From The Celator, September 2003
Wayne G. Sayles, "Through the Looking Glass" |
September 01, 2003
In the August 2nd edition of the New York Times, a piece by Martin Gottlieb and Barry Meier examined the question of ethics in the antiquities trade and of scholarly institutions that have dealings with the trade. Specifically, the article was critical of the Metropolitan Museum in New York City for placing unprovenanced items on display—but it was really just another tired rendition of the same story that we have heard for the past 20 years from the hierarchy of the Archaeological Institute of America (AIA).
If the AIA had its way, no museum would accession artifacts from any source other than a formal archaeological dig. They condemn the trade in antiquities (including coins) and characterize private owners of ancient artifacts as being in a league with the devil. Lord Colin Renfrew, an archaeologist at Cambridge University, is quoted in the article as saying “Collectors who buy unprovenanced pieces form themselves as part of the looting process.” AIA leadership warns professional archaeologists not to have anything to do with collectors, dealers or objects that are not from AIA recognized digs.
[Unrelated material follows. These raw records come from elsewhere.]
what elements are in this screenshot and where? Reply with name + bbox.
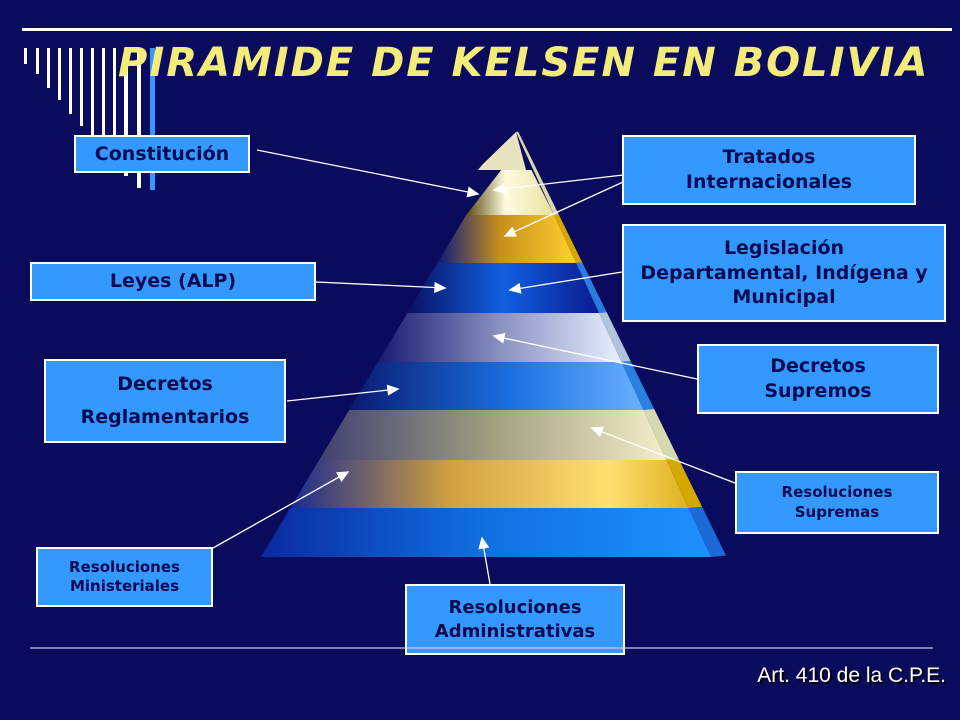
pyramid-layer <box>319 410 667 460</box>
arrow-head <box>466 186 480 198</box>
arrow-head <box>336 471 350 483</box>
arrow-head <box>503 226 517 237</box>
connector-arrow <box>212 471 349 549</box>
label-resoluciones-supremas: Resoluciones Supremas <box>735 471 939 534</box>
pyramid-side-facet <box>576 262 607 313</box>
pyramid-side-facet <box>621 361 655 410</box>
arrow-head <box>492 183 506 195</box>
label-constitucion: Constitución <box>74 135 250 173</box>
article-reference: Art. 410 de la C.P.E. <box>757 664 946 687</box>
pyramid-side-facet <box>666 458 703 508</box>
label-decretos-supremos: Decretos Supremos <box>697 344 939 414</box>
pyramid-apex <box>478 132 526 170</box>
connector-arrow <box>315 281 446 289</box>
pyramid-layer <box>290 460 689 508</box>
pyramid-layer <box>437 215 577 263</box>
arrow-head <box>478 536 490 550</box>
label-resoluciones-ministeriales: Resoluciones Ministeriales <box>36 547 213 607</box>
connector-arrow <box>504 181 624 237</box>
label-tratados-internacionales: Tratados Internacionales <box>622 135 916 205</box>
connector-arrow <box>286 388 399 402</box>
pyramid-side-facet <box>554 214 583 263</box>
label-resoluciones-administrativas: Resoluciones Administrativas <box>405 584 625 655</box>
connector-arrow <box>493 174 624 191</box>
arrow-head <box>434 282 447 294</box>
arrow-head <box>492 332 506 344</box>
pyramid-side-facet <box>688 506 727 557</box>
connector-arrow <box>493 335 698 380</box>
connector-arrow <box>509 271 623 291</box>
pyramid-layer <box>466 170 555 215</box>
label-legislacion: Legislación Departamental, Indígena y Mu… <box>622 224 946 322</box>
arrow-head <box>508 282 522 294</box>
connector-arrow <box>591 427 736 484</box>
page-title: PIRAMIDE DE KELSEN EN BOLIVIA <box>118 40 930 86</box>
arrow-head <box>590 426 604 437</box>
pyramid-layer <box>261 508 711 557</box>
pyramid-layer <box>407 263 600 313</box>
pyramid-layer <box>349 362 644 410</box>
pyramid-side-facet <box>599 312 631 362</box>
label-leyes-alp: Leyes (ALP) <box>30 262 316 301</box>
arrow-head <box>386 384 400 396</box>
connector-arrow <box>256 149 479 195</box>
label-decretos-reglamentarios: Decretos Reglamentarios <box>44 359 286 443</box>
pyramid-side-facet <box>643 409 679 460</box>
pyramid-side-facet <box>516 131 559 215</box>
Those who fail to heed these warnings are subject to excommunication.
The party line of the AIA is that removing an artifact from its archaeological context renders it valueless and destroys the cultural heritage of the place from which it was removed. Of course, in their eyes, the only group that can legitimately discover, analyze, interpret and report new information are professional archaeologists and associates from other academic disciplines that have been blessed with the holy water of the AIA. Gottleib and Meier quoted AIA president Jane C. Waldbaum's position: "If a reputable scholar publishes an article about an artifact, they're giving it the imprimatur of authenticity based on their scholarship and expertise," In other words, any academic study of “unprovenanced” artifacts aids and abets the enemy [collectors and the antiquities trade]. This arrogant assertion that academia holds the “imprimatur” and the power to grant or withhold access to mysteries of the past is pure rubbish. No one gave the AIA, archaeologists, or the academic community any such authority or control. Neither do they have any monopoly on talent, experience or education.
Every profession understandably does what it can to enhance its own prestige and to strengthen job security for its members, but the attitude of the AIA goes far beyond that sort of protectionism. The anti-collector stance of the AIA, especially under its current leadership, is burning bridges that took decades to build.
It is a shame that the AIA has taken such a belligerent stand against private collecting. Many of the world's foremost public collections have been enriched by donations from private collectors. The AIA's response is to chastise those museums who accept unprovenanced gifts from collectors. Of course in the eyes of the AIA, the only legitimate provenance is an archaeological excavation.
Although the AIA is loathe to admit it, the contributions of nonprofessional scholars to man's knowledge of the past form a very long list. If numismatic literature were limited to references and monographs produced only by archaeologists, it can safely be said that the corpus of literature would be brief and not very inspiring.
Academics are usually the first to admit that getting anything published in an institutional environment is a painful process. Only a small percentage of the artifacts taken from the earth in an archaeological dig ever get published. Most of them end up in numbered and sealed crates in some dusty repository where they languish and often disintegrate for the lack of funds and time to even unpack them. In some countries, local museum curators are regular suppliers to the “looters” so frequently castigated by the AIA. On the other hand, private collectors have contributed to the dissemination of knowledge in every form of media—especially on the internet, where private sites with useful information about ancient coins greatly outnumber public ones.
While the AIA rails against collectors for being desirous to own even the most common of ancient pottery, or coins that were mass produced, the wheels of human progress cause massive destruction to ancient sites each year. The building of dams, commercial harbors, subway lines and other large construction projects has destroyed many more artifacts each year than could ever hope to be uncovered by archaeologists or so-called “looters.” Fortunately, private collectors have saved many important artifacts from this kind of destruction by dispersing and protecting them.
Through its powerful lobby in Washington, the AIA has actively campaigned for the passage of laws and regulations that work to the detriment of collectors. Most recently, they have used the fiasco in Baghdad to sway opinion against the antiquities trade—ignoring the fact that museum employees were largely responsible for looting their own facility.
There are many individual members of the AIA who are themselves collectors, although quietly so. Many more members are sympathetic to or at least accepting of private collecting. Hopefully, one day the leadership of that organization will discover the utility of working with collectors for the common good.